アマゾンジャパンは、ウエルシアホールディングスなどと提携し、処方薬のオンライン販売サービス「Amazonファーマシー」を開始した。
利用者はアプリを使用し、自宅で薬を受け取れる。
専門家は、アマゾンの参入で、市場に大きな変化が期待できると述べた。
処方箋販売・受け取りまでオンラインで完結
アマゾンが、処方薬をオンライン販売するサービスを開始した。

都内で23日午後、アマゾンジャパンは、ドラッグストア業界最大手のウエルシアホールディングスなどと提携し、処方薬のオンライン販売サービス「Amazonファーマシー」の提供を、23日から開始したと発表した。

利用者は、オンラインなどで医師の診療を受けたあと、アマゾンのスマートフォンアプリに処方箋情報を登録すると、オンラインで服薬指導が受けられ、薬が自宅に届けられる仕組みだ。

アマゾンジャパン消費財事業本部・前田宏統括事業本部長:
Amazonファーマシーをきっかけに、電子処方箋、あるいはオンライン服薬指導の便利さを、もっと幅広くお客様に知っていただきたい。

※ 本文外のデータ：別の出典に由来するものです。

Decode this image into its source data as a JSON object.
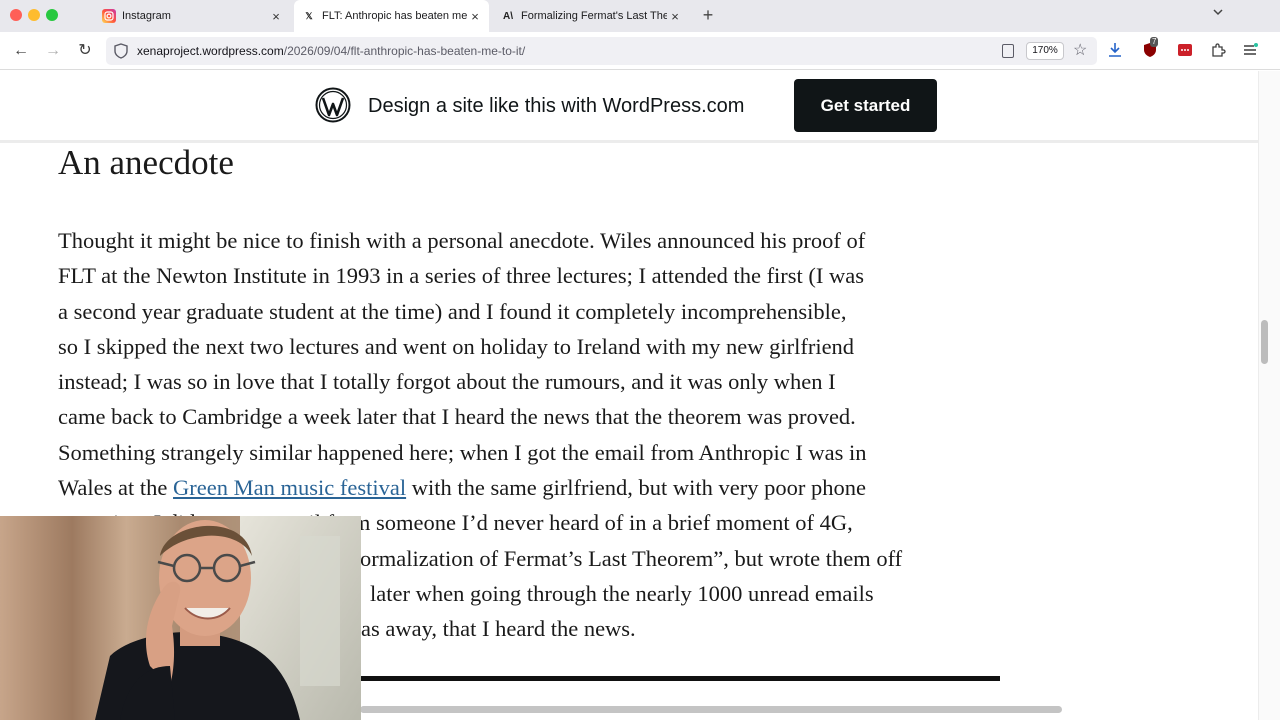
{
  "tabs": [
    {
      "title": "Instagram",
      "active": false,
      "favicon": "instagram-icon"
    },
    {
      "title": "FLT: Anthropic has beaten me to it",
      "active": true,
      "favicon": "x-icon"
    },
    {
      "title": "Formalizing Fermat's Last Theorem",
      "active": false,
      "favicon": "anthropic-icon"
    }
  ],
  "tab_close_glyph": "×",
  "tab_new_glyph": "+",
  "nav": {
    "back_glyph": "←",
    "forward_glyph": "→",
    "reload_glyph": "↻",
    "url_domain": "xenaproject.wordpress.com",
    "url_path": "/2026/09/04/flt-anthropic-has-beaten-me-to-it/",
    "zoom": "170%"
  },
  "toolbar": {
    "extension_badge": "7"
  },
  "banner": {
    "text": "Design a site like this with WordPress.com",
    "cta": "Get started"
  },
  "article": {
    "heading": "An anecdote",
    "lines": [
      "Thought it might be nice to finish with a personal anecdote. Wiles announced his proof of",
      "FLT at the Newton Institute in 1993 in a series of three lectures; I attended the first (I was",
      "a second year graduate student at the time) and I found it completely incomprehensible,",
      "so I skipped the next two lectures and went on holiday to Ireland with my new girlfriend",
      "instead; I was so in love that I totally forgot about the rumours, and it was only when I",
      "came back to Cambridge a week later that I heard the news that the theorem was proved.",
      "Something strangely similar happened here; when I got the email from Anthropic I was in"
    ],
    "line8_before": "Wales at the ",
    "line8_link": "Green Man music festival",
    "line8_after": " with the same girlfriend, but with very poor phone",
    "partial_lines": [
      "reception: I did spot an email from someone I’d never heard of in a brief moment of 4G,",
      "ormalization of Fermat’s Last Theorem”, but wrote them off",
      "later when going through the nearly 1000 unread emails",
      "as away, that I heard the news."
    ]
  },
  "colors": {
    "link": "#2a6496",
    "cta_bg": "#101517",
    "tabbar_bg": "#e8e8ed"
  }
}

世界一の通販サイトの参入で、オンラインで薬の受け取りまでを行うサービスの普及が加速しそうだ。
顧客ニーズとらえた処方薬サービス競争
「Live News α」では、消費経済アナリストの渡辺広明さんに話を聞いた。
堤礼実キャスター:
ーー処方薬のネット販売、どうご覧になりますか?

消費経済アナリスト・渡辺広明さん:
5000万人の国内利用者数を抱えるアマゾンと、全国で2000店以上のドラッグストアを展開するウエルシアという業界ナンバーワン同士のタッグ。このインパクトは大きく、処方薬をめぐる風景が大きく変わっていく可能性があります。
堤キャスター:
ーー具体的には、どういうふうに変わっていくのでしょうか?
消費経済アナリスト・渡辺広明さん:
これまでは、病院の帰りに処方薬局に立ち寄って、順番を待って、薬剤師からさまざまな服薬指導を受けてから、薬を受け取っていましたよね。
もっと手軽に、薬を受け取りたいという方も多いはずです。オンラインですべてが完結して、宅配までしてくれる処方薬のネット販売は、顧客のニーズをきっちりとらえたサービスとなっています。
堤キャスター:
ーー今、処方薬をめぐる市場は、どうなっているのでしょうか?
消費経済アナリスト・渡辺広明さん:
超高齢化が進む日本において、処方薬は伸び代がある分野とされています。2022年度の調剤医療費は、前の年と比べて2%増となっており、約7兆8000億円の大きな市場となっています。
コンビニでも、ネットで注文した処方薬の店頭渡しなどを一部店舗で始めており、薬をめぐるサービス合戦が広がっています。
電子処方が進みデジタル化に加速
堤キャスター:
ーー今回の処方薬のネット販売もそうですが、 医療の分野でのオンライン化は、これから加速していきそうですね?

消費経済アナリスト・渡辺広明さん:
薬のオンライン処方に関しては、コロナ禍で規制緩和が進み、2023年1月から、従来は必ず紙で発行していた処方箋の電子化が認められました。電子処方箋は過去の履歴も確認できるため、適切な薬の処方にもつながるとされています。
今回の処方薬のネット販売は、まだ利用の少ないオンライン診療とも連動するため、医療分野のデジタル化の追い風にもなります。
近年では、外資系企業がデジタルの新サービスを始めて、一挙に市場を広げて顧客を囲い込んでしまうケースが多いです。オンラインによる処方薬や診療などの分野では、国内企業と外資系企業が競争することで、顧客目線のサービスが広がっていくことを期待したいです。
堤キャスター:
医療のDXにおいて、この試みは大きな一歩です。
こうした生活における便利さを求めつつ、対面ならではの強みもあるように思います。